Can AI image generators be policed to prevent explicit deepfakes of children? | Artificial intelligence (AI)
Child abusers are creating AI-generated “deepfakes” of their targets in order to blackmail them into filming their own abuse, beginning a cycle of sextortion that can last for years.
Creating simulated child abuse imagery is illegal in the UK, and Labour and the Conservatives have aligned on the desire to ban all explicit AI-generated images of real people.
But there is little global agreement on how the technology should be policed. Worse, no matter how strongly governments take action, the creation of more images will always be a press of a button away – explicit imagery is built into the foundations of AI image generation.
In December, researchers at Stanford University made a disturbing discovery: buried among the billions of images making up one of the largest training sets for AI image generators was hundreds, maybe thousands, of instances of child sexual abuse material (CSAM).
There may be many more. Laion (Large-scale AI Open Network), the dataset in question, contains about 5bn images. With half a second a picture, you could perhaps look at them all in a lifetime – if you’re young, fit and healthy and manage to do away with sleep. So the researchers had to scan the database automatically, matching questionable images with records kept by law enforcement, and teaching a system to look for similar photos before handing them straight to the authorities for review.
In response, Laion’s creators pulled the dataset from download. They had never actually distributed the images in question, they noted, since the dataset was technically just a long list of URLs to pictures hosted elsewhere on the internet. Indeed, by the time the Stanford researchers ran their study, almost a third of the links were dead; how many of them in turn once contained CSAM is hard to tell.
But the damage has already been done. Systems trained on Laion-5B, the specific dataset in question, are in regular use around the world, with the illicit training data indelibly burned into their neural networks. AI image generators can create explicit content, of adults and children, because they have seen it.
Laion is unlikely to be alone. The dataset was produced as an “open source” product, put together by volunteers and released to the internet at large to power independent AI research. That, in turn, means it was widely used to train open source models, including Stable Diffusion, the image generator that, as one of the breakthrough releases of 2022, helped kickstart the artificial intelligence revolution. But it also meant that the entire dataset was available in the open, for anyone to explore and examine.
The same is not true for Laion’s competition. OpenAI, for instance, provides only a “model card” for its Dall-E 3 system, which states that its pictures were “drawn from a combination of publicly available and licensed sources”.
“We have made an effort to filter the most explicit content from the training data for the Dall-E 3 model,” the company says. Whether those efforts worked must be taken on trust.
The vast difficulty in guaranteeing a completely clean dataset is one reason why organisations like OpenAI argue for such limitations in the first place. Unlike Stable Diffusion, it is impossible to download Dall-E 3 to run on your own hardware. Instead, every request must be sent through the company’s own systems.
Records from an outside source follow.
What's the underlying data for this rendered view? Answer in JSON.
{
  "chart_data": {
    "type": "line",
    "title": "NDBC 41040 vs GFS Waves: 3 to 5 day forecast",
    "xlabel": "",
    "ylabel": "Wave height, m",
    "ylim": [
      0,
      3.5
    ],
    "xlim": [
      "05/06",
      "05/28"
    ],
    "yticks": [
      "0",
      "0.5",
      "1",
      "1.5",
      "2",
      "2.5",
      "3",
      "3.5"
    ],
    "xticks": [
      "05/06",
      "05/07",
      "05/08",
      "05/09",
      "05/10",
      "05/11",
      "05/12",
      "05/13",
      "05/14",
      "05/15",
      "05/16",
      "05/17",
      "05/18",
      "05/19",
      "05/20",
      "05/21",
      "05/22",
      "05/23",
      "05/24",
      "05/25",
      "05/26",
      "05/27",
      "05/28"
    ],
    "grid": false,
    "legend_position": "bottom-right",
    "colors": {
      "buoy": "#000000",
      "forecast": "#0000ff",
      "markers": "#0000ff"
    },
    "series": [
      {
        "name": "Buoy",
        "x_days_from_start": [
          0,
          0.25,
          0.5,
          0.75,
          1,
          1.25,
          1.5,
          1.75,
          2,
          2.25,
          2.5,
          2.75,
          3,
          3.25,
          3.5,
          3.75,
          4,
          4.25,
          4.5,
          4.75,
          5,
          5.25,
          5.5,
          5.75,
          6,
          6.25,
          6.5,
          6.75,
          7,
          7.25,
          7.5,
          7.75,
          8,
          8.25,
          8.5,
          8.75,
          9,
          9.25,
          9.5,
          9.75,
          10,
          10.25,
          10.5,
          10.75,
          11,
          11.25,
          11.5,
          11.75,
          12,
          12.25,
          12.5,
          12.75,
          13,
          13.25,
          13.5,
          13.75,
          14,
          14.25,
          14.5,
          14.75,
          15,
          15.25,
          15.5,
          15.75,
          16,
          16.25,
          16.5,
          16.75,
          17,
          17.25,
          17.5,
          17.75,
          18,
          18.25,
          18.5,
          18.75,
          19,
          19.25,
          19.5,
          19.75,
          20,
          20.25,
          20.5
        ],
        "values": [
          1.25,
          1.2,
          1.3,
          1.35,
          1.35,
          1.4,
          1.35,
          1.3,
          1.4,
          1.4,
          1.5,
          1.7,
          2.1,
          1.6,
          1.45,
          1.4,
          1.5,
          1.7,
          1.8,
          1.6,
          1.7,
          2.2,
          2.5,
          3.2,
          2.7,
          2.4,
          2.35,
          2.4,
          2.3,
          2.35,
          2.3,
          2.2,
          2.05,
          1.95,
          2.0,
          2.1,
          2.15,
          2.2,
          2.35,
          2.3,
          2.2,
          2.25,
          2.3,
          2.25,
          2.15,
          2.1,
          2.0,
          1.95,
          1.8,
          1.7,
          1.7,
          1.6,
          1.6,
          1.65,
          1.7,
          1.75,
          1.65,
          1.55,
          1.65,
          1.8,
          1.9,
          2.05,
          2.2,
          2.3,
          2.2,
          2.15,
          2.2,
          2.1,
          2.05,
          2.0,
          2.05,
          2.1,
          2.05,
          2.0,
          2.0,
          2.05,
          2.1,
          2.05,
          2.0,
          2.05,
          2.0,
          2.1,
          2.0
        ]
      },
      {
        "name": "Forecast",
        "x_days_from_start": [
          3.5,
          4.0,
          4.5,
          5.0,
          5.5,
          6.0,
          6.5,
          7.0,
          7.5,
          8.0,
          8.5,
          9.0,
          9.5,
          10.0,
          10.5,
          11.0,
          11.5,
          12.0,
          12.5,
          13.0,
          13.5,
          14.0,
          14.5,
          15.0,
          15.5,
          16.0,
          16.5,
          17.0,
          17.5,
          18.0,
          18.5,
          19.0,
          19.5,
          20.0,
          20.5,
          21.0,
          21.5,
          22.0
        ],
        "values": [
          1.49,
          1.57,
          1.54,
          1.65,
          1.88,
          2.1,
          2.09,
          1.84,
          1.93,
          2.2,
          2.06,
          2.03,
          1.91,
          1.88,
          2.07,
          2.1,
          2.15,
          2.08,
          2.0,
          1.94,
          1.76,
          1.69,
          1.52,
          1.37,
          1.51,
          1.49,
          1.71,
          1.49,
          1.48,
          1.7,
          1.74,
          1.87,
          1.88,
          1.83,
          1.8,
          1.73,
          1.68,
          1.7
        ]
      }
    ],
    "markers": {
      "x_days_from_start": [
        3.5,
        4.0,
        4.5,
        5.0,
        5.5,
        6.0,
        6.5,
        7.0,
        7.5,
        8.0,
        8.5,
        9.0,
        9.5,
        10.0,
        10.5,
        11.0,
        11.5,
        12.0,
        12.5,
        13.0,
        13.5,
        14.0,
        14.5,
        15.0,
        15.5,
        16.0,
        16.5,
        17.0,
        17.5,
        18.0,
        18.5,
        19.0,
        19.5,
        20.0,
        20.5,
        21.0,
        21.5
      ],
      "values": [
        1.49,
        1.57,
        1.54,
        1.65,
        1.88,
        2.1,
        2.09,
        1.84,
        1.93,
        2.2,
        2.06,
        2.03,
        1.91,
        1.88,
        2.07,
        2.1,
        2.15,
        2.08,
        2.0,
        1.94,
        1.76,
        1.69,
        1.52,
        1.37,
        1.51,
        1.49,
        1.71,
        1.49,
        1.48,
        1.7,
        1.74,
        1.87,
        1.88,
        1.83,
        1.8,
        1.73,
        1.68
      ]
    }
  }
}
For most users, an added layer places ChatGPT in the middle, rewriting requests on the fly to provide more detail for the image generator to work with.
That means OpenAI, and rivals such as Google with a similar approach, have extra tools to keep their generators clear: limiting which requests can be sent and filtering generated images before they are sent to the end user. AI safety experts say this is a less fragile way of approaching the problem than solely relying on a system that has been trained never to create such images.
For “foundation models”, the most powerful, least constrained products of the AI revolution, it isn’t even clear that a fully clean set of training data is useful. An AI model that has never been shown explicit imagery may be unable to recognise it in the real world, for instance, or follow instructions about how to report it to the authorities.
“We need to keep space for open source AI development,” said Kirsty Innes, the director of tech policy at Labour Together. “That could be where the best tools for fixing future harms lie.”
In the short term, the focus of the proposed bans is largely on purpose-built tools. A policy paper co-authored by Innes suggested taking action only against the creators and hosts of single-purpose “nudification” tools. But in the longer term, the fight against explicit AI images will face similar questions to other difficulties in the space: how do you limit a system you do not fully understand?